Département de philosophie.

Mémoire de Master1 `'Philosophie et épistémologie''.  

LES INSTITUTIONS DEMOCRATIQUES

*******

Mémoire présenté par :

Hakim BATTOU

Sous la direction du professeur :

Christian GODIN

*******

2008-2009.

SOMMAIRE

INTRODUCTION ...................................................................................................p3

I-PREMIERE PARTIE : L'INSTITUTION.........................................................p5

A) -Les conceptions de l'institution .........................................................................p5

B) -Les définitions de l'institution : .........................................................................p7

B1-En sociologie............................................................................................p7

B2-En politique.............................................................................................p8

B3-En anthropologie.......................................................................................p12

Quelle réflexion sur les institutions...........................................................................................p15

Quelles institutions caractérisent une cité démocratique ...............................................p18

1-3 L'exemple athénien.........................................................................................p19

1-3 1Structure et synergie des institutions politiques de la cité .................................................P22

Représentation et sens des pouvoirs.....................................................................p24

1I-DEUXIEME PARTIE: Les limites de la démocratie athénienne et l'avènement

de la démocratie moderne ....................................................................p37

1-1Vers la démocratie représentative....................................................................p40

1-2 Les principes démocratiques...............................................................................p43

1-3 Caractéristiques et éléments...................................................................................p43

1-4 L'institution et la volonté générale............................................................................p46

CONCLUSION...................................................................................................p51

Bibliographie............................................................................................p57

Annexes..................................................................................................p58

Table des matières......................................................................................p61

CHAPITRE 1 INTRODUCTION

Il va de soi qu'une société ne peut exister sans institutions ; c'est-à-dire sans structures, sans organisation et sans règles de conduite. Cette affirmation est vraie pour tout type de société fût-ce dans les groupements d'individus dont le mode de vie est qualifié de primitif. C'est aussi le cas des sociétés à caractère traditionnel, basées sur un mode de vie qui leur est propre, ou dans des formes institutionnelles qui constituent des normes pour tous les individus qui s'y soumettent.

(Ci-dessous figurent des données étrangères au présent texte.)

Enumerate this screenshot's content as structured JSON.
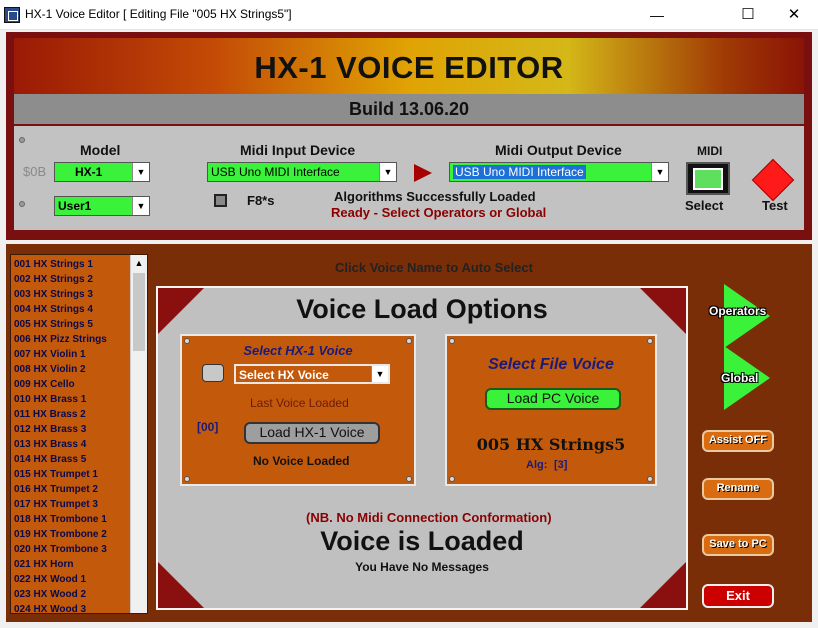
{
  "window": {
    "title": "HX-1 Voice Editor [ Editing File \"005 HX Strings5\"]",
    "min_glyph": "—",
    "max_glyph": "☐",
    "close_glyph": "✕"
  },
  "header": {
    "title": "HX-1 VOICE EDITOR",
    "build": "Build 13.06.20",
    "model_label": "Model",
    "model_address": "$0B",
    "model_value": "HX-1",
    "user_value": "User1",
    "midi_input_label": "Midi Input Device",
    "midi_input_value": "USB Uno MIDI Interface",
    "midi_output_label": "Midi Output Device",
    "midi_output_value": "USB Uno MIDI Interface",
    "f8_label": "F8*s",
    "status_line1": "Algorithms Successfully Loaded",
    "status_line2": "Ready - Select Operators or Global",
    "midi_label": "MIDI",
    "select_label": "Select",
    "test_label": "Test",
    "status_colors": {
      "ok": "#111111",
      "ready": "#8a0000"
    }
  },
  "voice_list": {
    "items": [
      "001 HX Strings 1",
      "002 HX Strings 2",
      "003 HX Strings 3",
      "004 HX Strings 4",
      "005 HX Strings 5",
      "006 HX Pizz Strings",
      "007 HX Violin 1",
      "008 HX Violin 2",
      "009 HX Cello",
      "010 HX Brass 1",
      "011 HX Brass 2",
      "012 HX Brass 3",
      "013 HX Brass 4",
      "014 HX Brass 5",
      "015 HX Trumpet 1",
      "016 HX Trumpet 2",
      "017 HX Trumpet 3",
      "018 HX Trombone 1",
      "019 HX Trombone 2",
      "020 HX Trombone 3",
      "021 HX Horn",
      "022 HX Wood 1",
      "023 HX Wood 2",
      "024 HX Wood 3"
    ]
  },
  "main": {
    "hint": "Click Voice Name to Auto Select",
    "title": "Voice Load Options",
    "hx_panel": {
      "title": "Select HX-1 Voice",
      "dropdown_value": "Select HX Voice",
      "last_loaded_label": "Last Voice Loaded",
      "index": "[00]",
      "load_button": "Load HX-1 Voice",
      "status": "No Voice Loaded"
    },
    "file_panel": {
      "title": "Select File Voice",
      "load_button": "Load PC Voice",
      "voice_name": "005 HX Strings5",
      "alg_label": "Alg:",
      "alg_value": "[3]"
    },
    "note": "(NB. No Midi Connection Conformation)",
    "loaded_text": "Voice is Loaded",
    "messages": "You Have No Messages"
  },
  "side": {
    "operators": "Operators",
    "global": "Global",
    "assist": "Assist OFF",
    "rename": "Rename",
    "save": "Save to PC",
    "exit": "Exit"
  }
}
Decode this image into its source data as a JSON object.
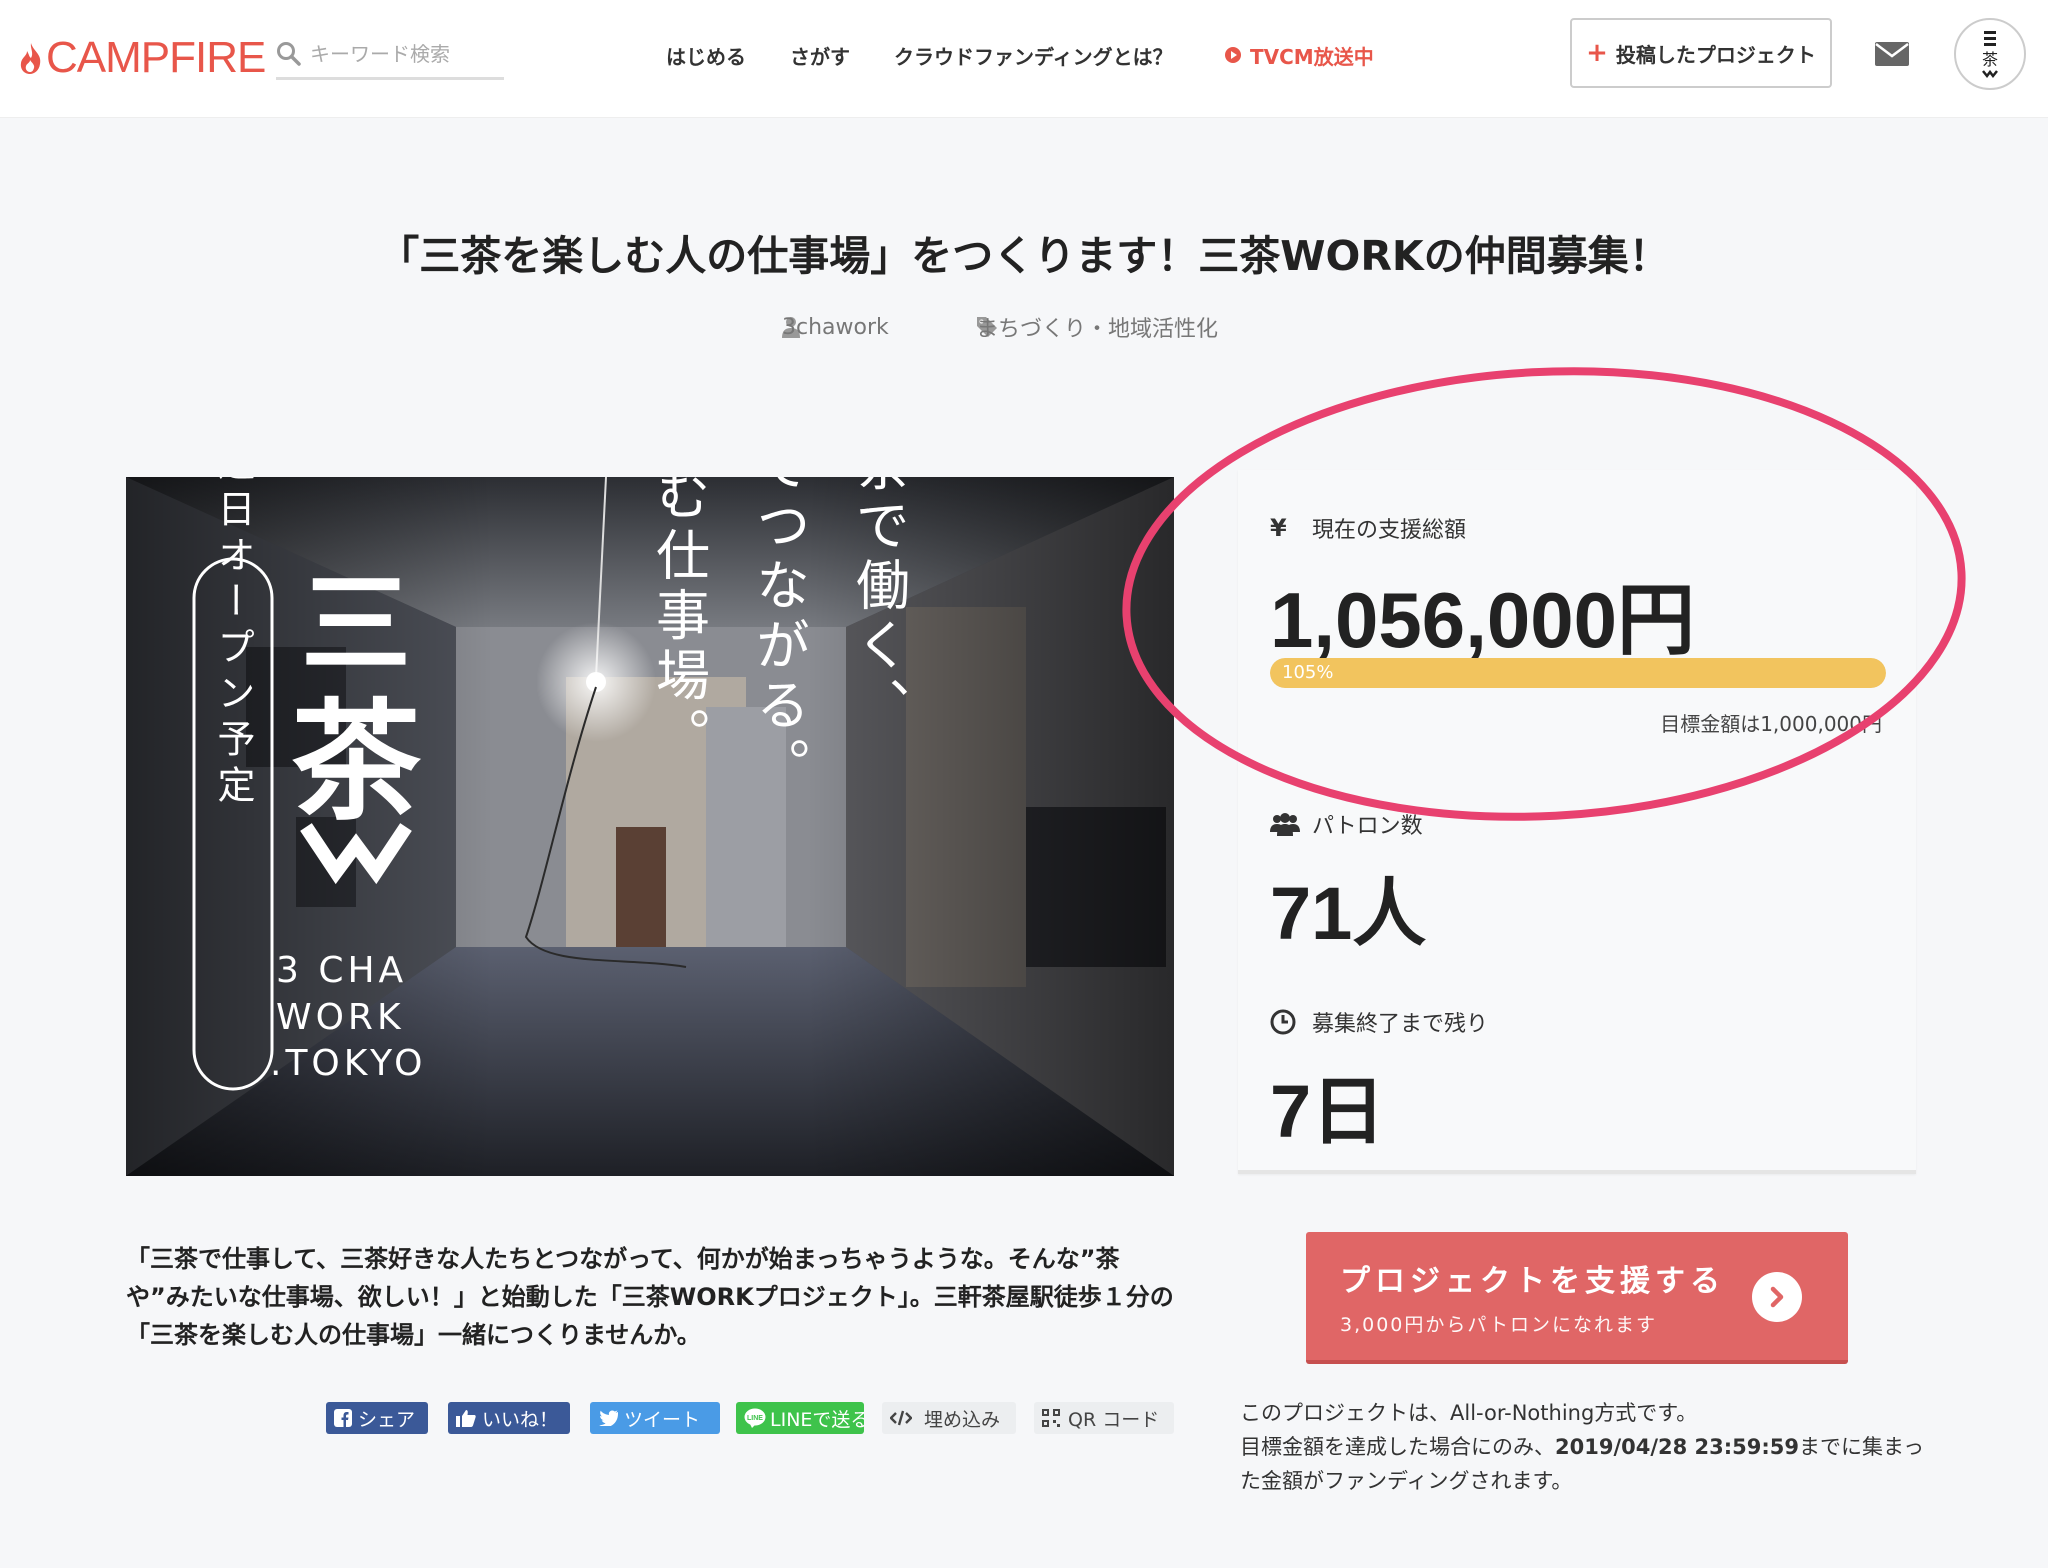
{
  "header": {
    "logo": "CAMPFIRE",
    "search_placeholder": "キーワード検索",
    "nav": [
      "はじめる",
      "さがす",
      "クラウドファンディングとは？",
      "TVCM放送中"
    ],
    "post_button": "投稿したプロジェクト"
  },
  "project": {
    "title": "「三茶を楽しむ人の仕事場」をつくります！三茶WORKの仲間募集！",
    "owner": "3chawork",
    "category": "まちづくり・地域活性化"
  },
  "hero": {
    "badge": "近日オープン予定",
    "logo_kanji_top": "三",
    "logo_kanji_main": "茶",
    "logo_text_lines": [
      "3 CHA",
      "WORK",
      ".TOKYO"
    ],
    "copy_columns": [
      "三茶で働く、",
      "三茶でつながる。",
      "楽しむ仕事場。"
    ]
  },
  "stats": {
    "total_label": "現在の支援総額",
    "total_value": "1,056,000円",
    "progress_percent": 105,
    "progress_label": "105%",
    "goal_text": "目標金額は1,000,000円",
    "patrons_label": "パトロン数",
    "patrons_value": "71人",
    "remaining_label": "募集終了まで残り",
    "remaining_value": "7日"
  },
  "description": "「三茶で仕事して、三茶好きな人たちとつながって、何かが始まっちゃうような。そんな”茶や”みたいな仕事場、欲しい！」と始動した「三茶WORKプロジェクト」。三軒茶屋駅徒歩１分の「三茶を楽しむ人の仕事場」一緒につくりませんか。",
  "share": {
    "facebook_share": "シェア",
    "facebook_like": "いいね！",
    "tweet": "ツイート",
    "line": "LINEで送る",
    "embed": "埋め込み",
    "qr": "QR コード"
  },
  "support": {
    "button_title": "プロジェクトを支援する",
    "button_sub": "3,000円からパトロンになれます"
  },
  "note": {
    "line1": "このプロジェクトは、All-or-Nothing方式です。",
    "line2_pre": "目標金額を達成した場合にのみ、",
    "deadline": "2019/04/28 23:59:59",
    "line2_post": "までに集まった金額がファンディングされます。"
  },
  "colors": {
    "brand": "#e8564a",
    "progress": "#f2c45e",
    "support_button": "#e06666",
    "highlight_ellipse": "#e8416f",
    "facebook": "#3b5998",
    "twitter": "#4a9be6",
    "line": "#3ec34b"
  }
}
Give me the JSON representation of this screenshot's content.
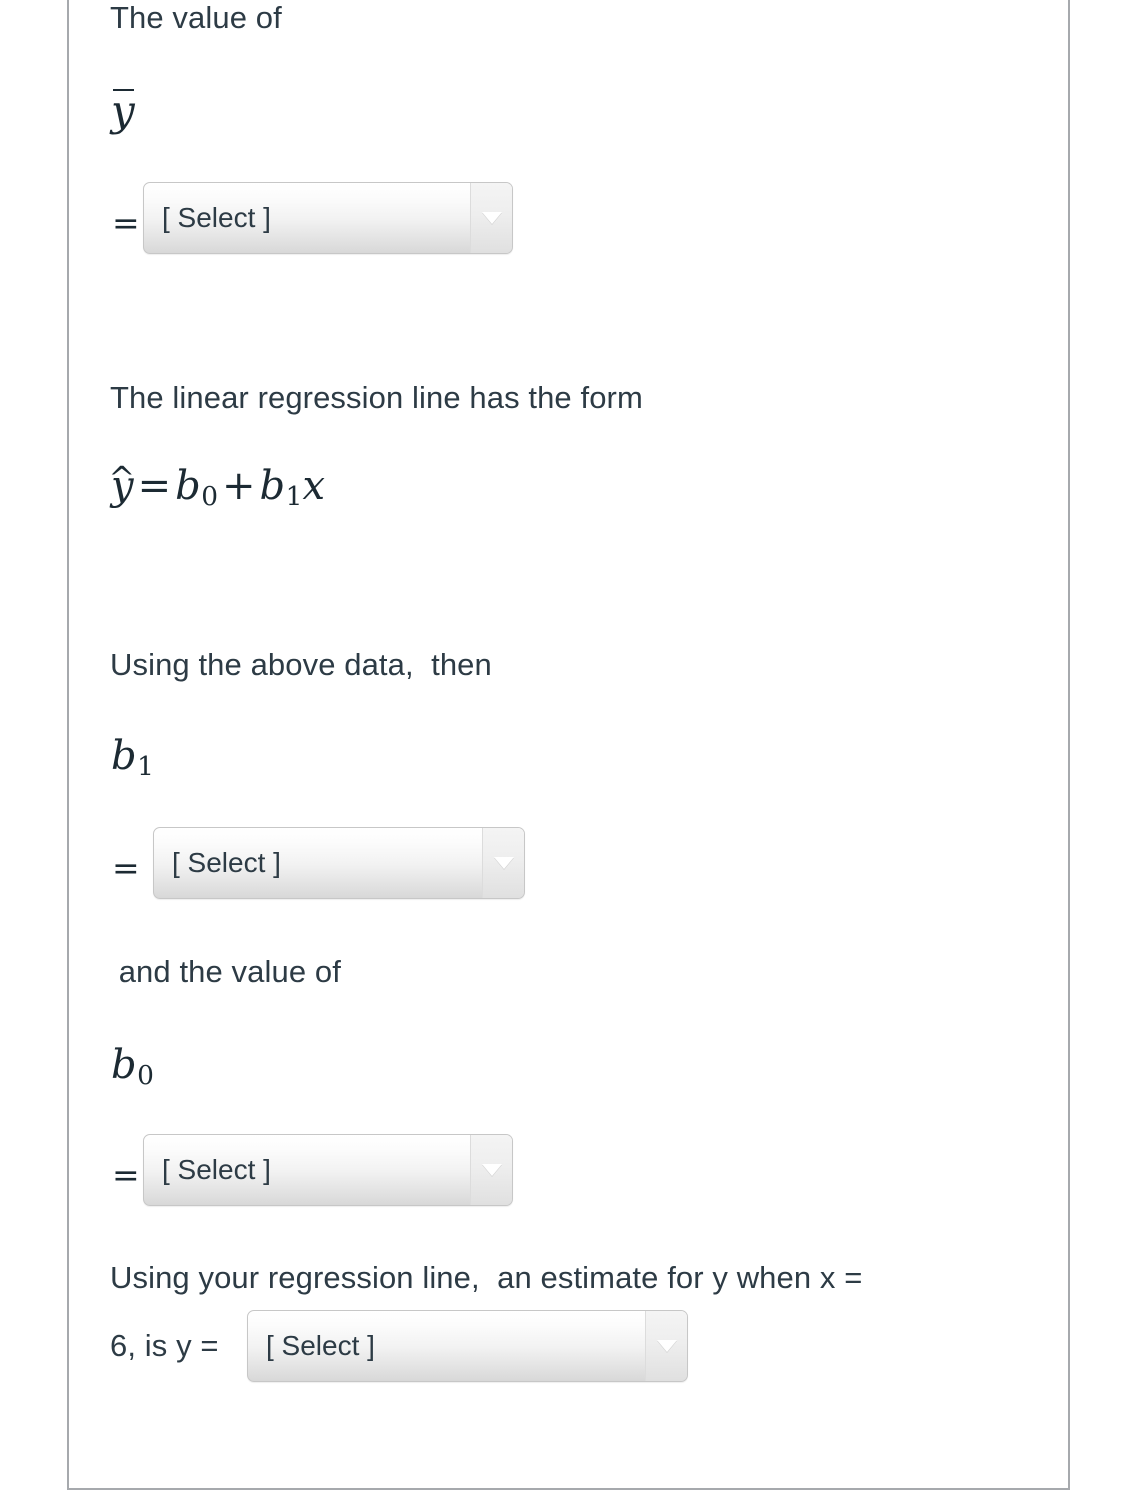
{
  "question": {
    "lines": {
      "value_of": "The value of",
      "linear_form_intro": "The linear regression line has the form",
      "using_above_data": "Using the above data,  then",
      "and_the_value_of": " and the value of",
      "estimate_line_1": "Using your regression line,  an estimate for y when x =",
      "estimate_line_2": "6, is y ="
    },
    "math": {
      "y_bar": {
        "base": "y",
        "accent": "¯",
        "accent_name": "overbar"
      },
      "regression_equation": {
        "lhs_base": "y",
        "lhs_accent": "^",
        "lhs_accent_name": "hat",
        "equals": "=",
        "term1_base": "b",
        "term1_sub": "0",
        "plus": "+",
        "term2_base": "b",
        "term2_sub": "1",
        "term3": "x"
      },
      "b_one": {
        "base": "b",
        "sub": "1"
      },
      "b_zero": {
        "base": "b",
        "sub": "0"
      },
      "equals_sign": "="
    },
    "dropdowns": [
      {
        "id": "y-bar-select",
        "label": "[ Select ]"
      },
      {
        "id": "b1-select",
        "label": "[ Select ]"
      },
      {
        "id": "b0-select",
        "label": "[ Select ]"
      },
      {
        "id": "y-estimate-select",
        "label": "[ Select ]"
      }
    ]
  },
  "colors": {
    "text": "#2d3b45",
    "math": "#1c2a33",
    "frame_border": "#a6a9ad",
    "select_border": "#c7c7c7",
    "page_background": "#ffffff"
  }
}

D'une manière générale, les institutions sont étroitement liées à la culture, et elles sont donc coextensives à l'humanité. Toutes les institutions se présentent - c'est d'ailleurs leur caractère le plus marquant - comme des systèmes de règles contingentes assorties d'interdits : de ce point de vue, toute institution peut être tenue pour source d'inégalités et de conflits qu'elle est censée soit nier, soit résoudre. Cependant, comme il est possible d'insister sur la fonction normative et régulatrice, et par là même foncièrement humaniste de certaines de nos institutions, l'État de droit peut être considéré comme une structure dont la formation est de protéger la liberté de tous et de prévenir toute forme de tyrannie.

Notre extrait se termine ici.